I’ve always been that awkward person. The one who talks too loudly or not at all.
The one who never really nailed small talk, who overthinks social events, and leads with her heart rather than her head.
In my career my awkwardness has followed me around, tripping me up and making me second guess every move I make.
A few weeks ago I picked up Jennifer Romolini’s book Weird in a World That’s Not: A Career Guide for Misfits, F**k Ups and Failures and it has profoundly changed the way I look at my career and redefined my idea of success.
Romolini is a weird person who has created her own success in the world that’s not weird, and in a world that’s not always kind to weird people.
At 27, Romolini was broke, unemployed, and running around New York City in a cheap polyester suit attending every job interview she was offered in the publishing industry – and not getting any of the jobs.
Eventually, she returned to her hometown and resigned herself to a life of waitressing. Then she got a phone call. One more media company wanted to interview her, and after attending the interview, she got the job.

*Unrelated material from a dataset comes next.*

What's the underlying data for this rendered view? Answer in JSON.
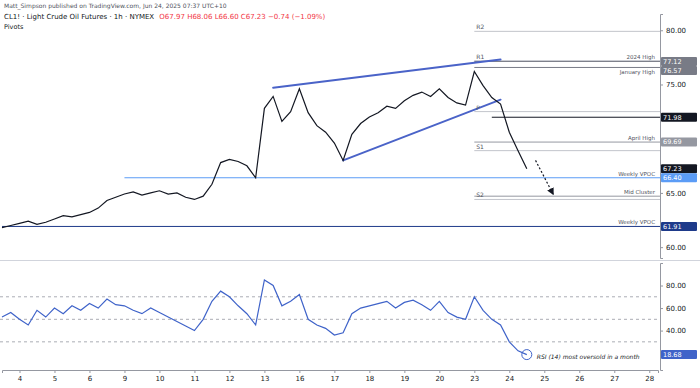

You see, after dozens of rejected job applications Romolini tried a different tact with this one. She was honest, she was authentic and she was just her weird self – and they loved it.
Romolini says the single most important advice she can give to jobseekers is ‘DON’T fake it til you make it’.
“Don’t oversell yourself. A smart boss will see right through it and will not hire you; a less smart boss will believe you and expect you to flex those skills on day one and you will start your job on the wrong foot and perhaps never recover,” she wrote.
“You have merit as precisely what are you at the moment. Stick with that.”